A.V.: In realtà sento di appartenere non a una sola, ma a molteplici comunità sovrapposte tra loro, che si mischiano. Alcune più remote – ad esempio la mia generazione – altre più radicali, originarie – come la famiglia. Sicuramente la più vicina è la comunità in cui abito che comprende ma non si limita a Trescore Balneario, comune in cui risiedo. Di urgenze ne vedo almeno due, e grandi: chiamerei la prima “gestione della complessità”; la seconda “sindrome del supereroe”. Da un lato tutto si muove in modo complesso, molto più difficile e veloce di quanto riusciamo umanamente a decifrare, e questo genera apprensione, insicurezza, stress, e una grande paura di fondo. Dall’altro, grazie a questa “sindrome”, non possiamo mai mostrare il nostro lato debole, le nostre vulnerabilità. Quella dell’uomo forte è ancora una retorica di cui, dalla politica allo sport, non siamo riusciti a liberarci. L’unione tra queste due urgenze è esplosiva. Così finisco per percepire un’urgenza personale, quella di raccontare l’umanità alle umanità tutte. In una parola la chiamerei “empatia”.

murales realizzato in occasione di Lascia un segno


Come può l’arte farsi prodotto di una comunità, diventare cioè arte sociale e pubblica in concreta relazione con chi abita un territorio, portatrice di un’identità condivisa?

G.C.: Urge ritornare all’arte come espressione dei temi sociali. A mio avviso è necessario superare l’idea che “l’evento di richiamo” basti a far crescere la cultura. Coltivare la cultura – mutuo la terminologia dal nome di un bando di Fondazione Cariplo – richiede la pazienza dei tempi lunghi, della cura sia dei percorsi che delle persone.  È una possibilità che abbiamo sperimentato con i diciottenni di Arcene che ormai da quattro anni, dopo aver scelto un articolo della Costituzione, scelgono un artista, progettano e realizzano un murales, riqualificando un sottopasso pedonale nei pressi della fermata ferroviaria (Lascia un segno – un percorso tra formazione e Street art promosso da Qui e Ora Residenza Teatrale, in sinergia con il Comune di Arcene e Pigmenti, con il contributo di Fondazione Cariplo ndr). Guerra, lavoro, uguaglianza, diritto all’espressione personale raccontati da alcuni ragazzi a un’intera comunità in occasione di feste istituzionali: penso che questa esperienza sia davvero una ricchezza per l’intero paese. La cultura cresce soltanto attraverso pratiche coinvolgenti e di senso, e si può definire tale solo se suscita interrogativi e apre nuove prospettive.

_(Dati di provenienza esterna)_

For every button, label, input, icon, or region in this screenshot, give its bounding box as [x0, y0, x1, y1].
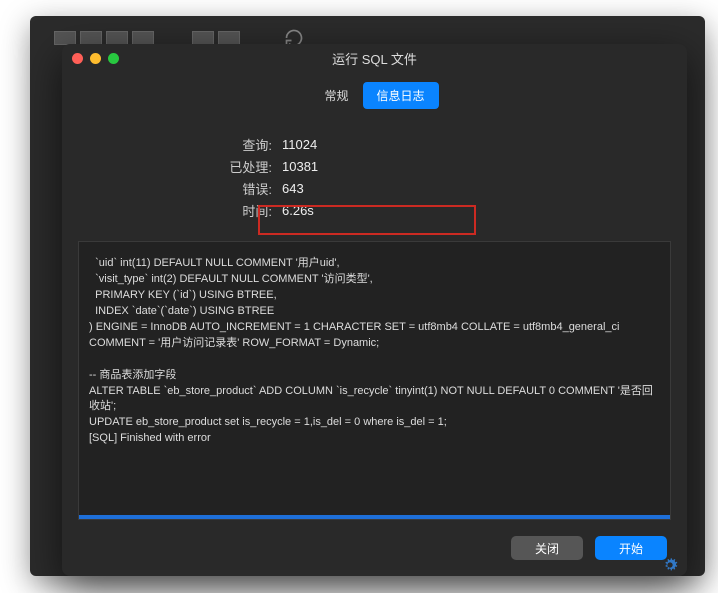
progress-bar	[79, 515, 670, 519]
dialog-title: 运行 SQL 文件	[62, 49, 687, 68]
start-button[interactable]: 开始	[595, 536, 667, 560]
toolbar-tile[interactable]	[80, 31, 102, 45]
processed-label: 已处理:	[222, 157, 272, 176]
toolbar-tile[interactable]	[132, 31, 154, 45]
errors-value: 643	[282, 181, 304, 196]
toolbar-tile[interactable]	[192, 31, 214, 45]
tab-log[interactable]: 信息日志	[363, 82, 439, 109]
errors-label: 错误:	[222, 179, 272, 198]
log-text: `uid` int(11) DEFAULT NULL COMMENT '用户ui…	[89, 256, 660, 447]
titlebar: 运行 SQL 文件	[62, 44, 687, 72]
toolbar-tile[interactable]	[218, 31, 240, 45]
stat-row-time: 时间: 6.26s	[222, 199, 687, 221]
dialog-tabs: 常规 信息日志	[62, 82, 687, 109]
run-sql-dialog: 运行 SQL 文件 常规 信息日志 查询: 11024 已处理: 10381 错…	[62, 44, 687, 576]
gear-icon[interactable]	[662, 557, 678, 573]
stats-block: 查询: 11024 已处理: 10381 错误: 643 时间: 6.26s	[62, 133, 687, 221]
stat-row-queries: 查询: 11024	[222, 133, 687, 155]
toolbar-tile[interactable]	[54, 31, 76, 45]
tab-general[interactable]: 常规	[310, 82, 362, 109]
queries-label: 查询:	[222, 135, 272, 154]
dialog-buttons: 关闭 开始	[62, 520, 687, 576]
toolbar-tile[interactable]	[106, 31, 128, 45]
stat-row-processed: 已处理: 10381	[222, 155, 687, 177]
close-button[interactable]: 关闭	[511, 536, 583, 560]
time-value: 6.26s	[282, 203, 314, 218]
time-label: 时间:	[222, 201, 272, 220]
log-output[interactable]: `uid` int(11) DEFAULT NULL COMMENT '用户ui…	[78, 241, 671, 520]
processed-value: 10381	[282, 159, 318, 174]
stat-row-errors: 错误: 643	[222, 177, 687, 199]
queries-value: 11024	[282, 137, 317, 152]
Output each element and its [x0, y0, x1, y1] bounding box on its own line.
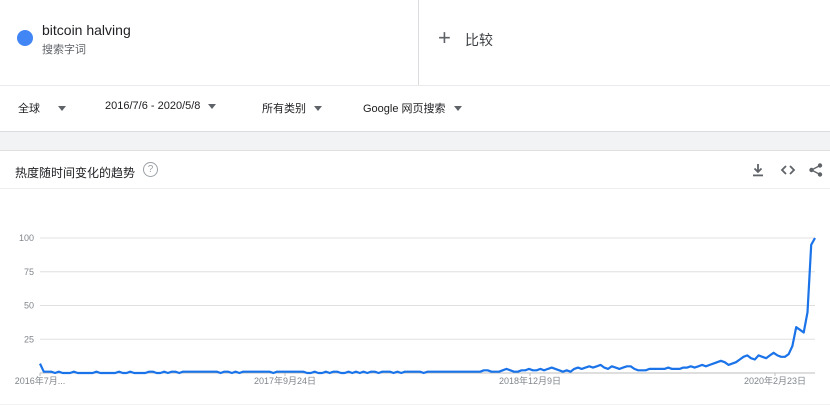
help-icon[interactable]: ? — [143, 162, 158, 177]
compare-label: 比较 — [465, 32, 493, 48]
embed-icon[interactable] — [780, 162, 796, 178]
caret-down-icon — [314, 105, 322, 111]
compare-button[interactable]: + 比较 — [420, 0, 830, 85]
explore-header: bitcoin halving 搜索字词 + 比较 全球 2016/7/6 - … — [0, 0, 830, 132]
category-dropdown[interactable]: 所有类别 — [262, 100, 322, 116]
x-tick-label: 2018年12月9日 — [499, 375, 561, 386]
region-value: 全球 — [18, 103, 40, 115]
header-divider — [0, 85, 830, 86]
panel-title: 热度随时间变化的趋势 — [15, 166, 136, 180]
caret-down-icon — [58, 105, 66, 111]
category-value: 所有类别 — [262, 103, 306, 115]
plus-icon: + — [438, 25, 451, 50]
download-icon[interactable] — [750, 162, 766, 178]
property-value: Google 网页搜索 — [363, 103, 446, 115]
search-term-name[interactable]: bitcoin halving — [42, 22, 131, 38]
x-tick-label: 2016年7月... — [15, 375, 66, 386]
y-tick-label: 50 — [24, 301, 34, 311]
interest-line-chart: 100 75 50 25 2016年7月... 2017年9月24日 2018年12月9日 2… — [15, 233, 816, 386]
date-range-value: 2016/7/6 - 2020/5/8 — [105, 100, 201, 112]
caret-down-icon — [453, 105, 462, 111]
x-tick-label: 2020年2月23日 — [744, 375, 806, 386]
interest-over-time-panel: 热度随时间变化的趋势 ? 100 75 50 25 2016年7月... 2017年9月2… — [0, 150, 830, 404]
search-term-type: 搜索字词 — [42, 44, 86, 56]
x-tick-label: 2017年9月24日 — [254, 375, 316, 386]
panel-divider — [0, 188, 830, 189]
caret-down-icon — [208, 103, 217, 109]
search-term-card[interactable]: bitcoin halving 搜索字词 — [0, 0, 419, 85]
share-icon[interactable] — [808, 162, 824, 178]
y-tick-label: 100 — [19, 233, 34, 243]
y-tick-label: 25 — [24, 334, 34, 344]
y-tick-label: 75 — [24, 267, 34, 277]
property-dropdown[interactable]: Google 网页搜索 — [363, 100, 462, 116]
series-color-dot — [17, 30, 33, 46]
date-range-dropdown[interactable]: 2016/7/6 - 2020/5/8 — [105, 100, 217, 112]
region-dropdown[interactable]: 全球 — [18, 100, 66, 116]
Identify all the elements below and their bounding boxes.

A.V.: L’arte può essere prodotto di una comunità se non la consideriamo solo un fine e proviamo a pensarla come uno e non l’unico dei mezzi per costruire un’identità condivisa. Subentra a volte un’idea distorta che vede nell’arte l’unico mezzo di salvezza. Attraverso il “solo l’arte ci salverà” abbiamo perso contatto con le comunità che affermavano un popolare “impara l’arte e mettila da parte”. Si tratta di condivisione, collaborazione, di organismi corresponsabili, i cui confini sono molto labili. Dobbiamo essere interdipendenti.